Monday, November 14, 2022

Anonymous Asks (223)

“Does the Bible promote arranged marriages?”

If you are getting your moral direction from Hollywood, you might think the only legitimate basis for marriage is romantic love. If not romance, at very least a pragmatic consideration of one’s own interests is surely in order. For example, a woman in her late thirties who desperately wants children might be willing to settle for marriage to a man for whom she doesn’t have strong feelings, provided they are compatible in their thinking about the importance of family.

But does the Bible teach that something other than our emotions, intellects and will ought to be involved in the process, specifically the direction of others?

Not the Norm

Arranged marriages were not the norm even in scripture. We can find plenty of examples of OT characters who made their own choices, some better than others. For example, Esau chose a pair of Hittite wives who made his parents miserable. Evidently they were not consulted about that. Samson chose a wife from among the Philistine against his parents’ advice. When Amnon because obsessed with his half sister Tamar, she told him to speak to the king about it, reasoning David might respect his son’s wishes even though they involved a family member.

Okay, those are all bad choices. Others were more reasonable. One of David’s better choices for a wife was a widow named Abigail whose beauty and wisdom appealed to him. Boaz married Ruth for similar reasons after she effectively proposed to him.

The Case of Abraham

Arranged marriages are still a feature of some cultures. While the practice was not the norm in scripture, the historical books of the Bible do give evidence that godly (and ungodly) parents made the occasional marriage for their children without considering romance or physical attraction. Judah took a wife for his son Er. There is no indication Er was consulted. Daughters were more likely than sons to be packaged off without the formality of consent, but marriage also provided young women with the security and protection they needed in order to leave their father’s house safely.

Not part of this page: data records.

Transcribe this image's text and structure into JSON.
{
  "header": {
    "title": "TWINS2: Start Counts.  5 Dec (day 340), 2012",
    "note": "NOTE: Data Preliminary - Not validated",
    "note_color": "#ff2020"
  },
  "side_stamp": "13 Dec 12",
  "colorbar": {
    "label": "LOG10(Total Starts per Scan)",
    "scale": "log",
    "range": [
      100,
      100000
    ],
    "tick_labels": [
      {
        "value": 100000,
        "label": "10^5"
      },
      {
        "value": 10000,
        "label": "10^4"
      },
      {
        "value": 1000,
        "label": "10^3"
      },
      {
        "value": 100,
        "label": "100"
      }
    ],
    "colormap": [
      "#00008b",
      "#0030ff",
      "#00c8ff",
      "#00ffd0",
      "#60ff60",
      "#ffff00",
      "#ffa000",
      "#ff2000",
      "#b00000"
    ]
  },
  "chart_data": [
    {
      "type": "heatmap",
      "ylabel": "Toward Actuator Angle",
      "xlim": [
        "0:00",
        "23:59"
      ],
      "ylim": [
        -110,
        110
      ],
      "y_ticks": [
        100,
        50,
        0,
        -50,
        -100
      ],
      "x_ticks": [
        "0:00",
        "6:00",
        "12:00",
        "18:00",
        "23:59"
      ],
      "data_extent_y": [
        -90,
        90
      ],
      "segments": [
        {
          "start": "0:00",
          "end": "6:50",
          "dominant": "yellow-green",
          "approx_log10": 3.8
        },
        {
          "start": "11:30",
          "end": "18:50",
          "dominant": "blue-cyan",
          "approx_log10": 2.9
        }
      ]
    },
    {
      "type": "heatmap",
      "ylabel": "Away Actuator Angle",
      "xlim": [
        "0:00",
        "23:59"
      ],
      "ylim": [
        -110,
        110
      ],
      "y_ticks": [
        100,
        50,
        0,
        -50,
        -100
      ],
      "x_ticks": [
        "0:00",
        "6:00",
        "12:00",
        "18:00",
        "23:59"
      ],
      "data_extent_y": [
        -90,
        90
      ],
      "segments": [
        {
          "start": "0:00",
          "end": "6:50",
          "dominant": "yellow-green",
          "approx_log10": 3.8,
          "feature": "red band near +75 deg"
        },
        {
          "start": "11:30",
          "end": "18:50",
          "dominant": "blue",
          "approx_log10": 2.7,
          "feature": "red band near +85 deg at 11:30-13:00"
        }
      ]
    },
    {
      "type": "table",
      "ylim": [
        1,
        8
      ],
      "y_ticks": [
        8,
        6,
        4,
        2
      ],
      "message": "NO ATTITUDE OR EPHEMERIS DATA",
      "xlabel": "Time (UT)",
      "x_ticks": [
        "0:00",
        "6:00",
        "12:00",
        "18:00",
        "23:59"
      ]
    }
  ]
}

Probably the most famous arranged marriage in scripture is Abraham sending his servant to take a wife for his son Isaac from among his relatives in Mesopotamia rather than from among the Canaanites where he lived. Rebekah was literally an answer to the servant’s prayer, so we know God was involved to some degree in the choice. However, Rebekah was not forced into a marriage she didn’t want. She was offered a veto and declined to use it. (She was also was not an unmitigated blessing in Isaac’s life. Like her famous son, she was a manipulator who did not always follow her husband’s wishes. I consider Rebekah’s side of that story here.)

Levirate Marriage

Levirate marriage was another sort of “arranged marriage”. This was apparently common practice among Abraham’s descendants and other nations of the day. After the death of his eldest son Er, Judah instructed Er’s brother Onan take his widow as a wife in order to raise up offspring for his brother. This did not suit Onan. Even so, he did not refuse outright, but tried to circumvent his father’s purpose in the bedroom. Tradition is a powerful thing. Later, levirate marriage ended up encoded in the Law of Moses with the intended purpose of preserving a dead relative’s name and inheritance rights in Israel.

Still, even levirate marriage was optional. Getting out of it was originally considered shameful, but it could be legally accomplished. By the time Boaz married Ruth, the process for extracting oneself from such an arrangement seems to have had minimal stigma attached to it.

Marriages of State

Royal marriages were also made for reasons that had little to do with the desires of the participants. Saul’s daughter Michal loved David, but he at first declined to become the king’s son-in-law, then later reconsidered when Saul made it a challenge. The king’s real aim was to have David killed in the process of meeting the bride-price, and that marriage too was ill-fated. David would later marry the daughter of the king of Geshur, which was probably more a matter of forging an alliance than love. Again, this ended badly. Maacah bore Absalom to David, and we all know what trouble he caused.

Other marriages of state were even more notorious. Ahab’s marriage to the Sidonian Jezebel is remarkable for the damage she did to his nation. Her daughter Athaliah was arguably worse. She married the king of Judah, usurped the throne after his death, and came closer to ending the Messianic line than anyone else in Israel’s history. None of these marriages were likely made for what we would consider the ordinary reasons.


So then, does the Bible promote arranged marriages? Neither by precept nor example. There are no commands to parents to organize their children’s marriages, and no commands to children to comply with their parents’ wishes in that regard. When Paul talks extensively about Christian marriage in 1 Corinthians 7, he views it as a choice to be made by the individuals involved, including women. The widow “is free to be married to whom she wishes, only in the Lord”. Moreover, the arranged marriages I have cited from the Bible’s historical books rarely turned out better than marriages made by the participants, and often turned out worse.

The only argument one might really make about the Bible promoting arranged marriages would derive from the commands in Deuteronomy about levirate marriage. But no such obligation exists for the Christian today. The Law of Moses is not binding on believers. Moreover, the pragmatic reasons for levirate marriage do not exist in today’s society. Women may obtain safe employment as readily as men, the welfare state protects those who can’t or won’t work, and the property issues levirate marriage was intended to protect are not part of Western culture.

Godly parents may have good advice to give to their children, but choosing their spouses for them is generally a step too far.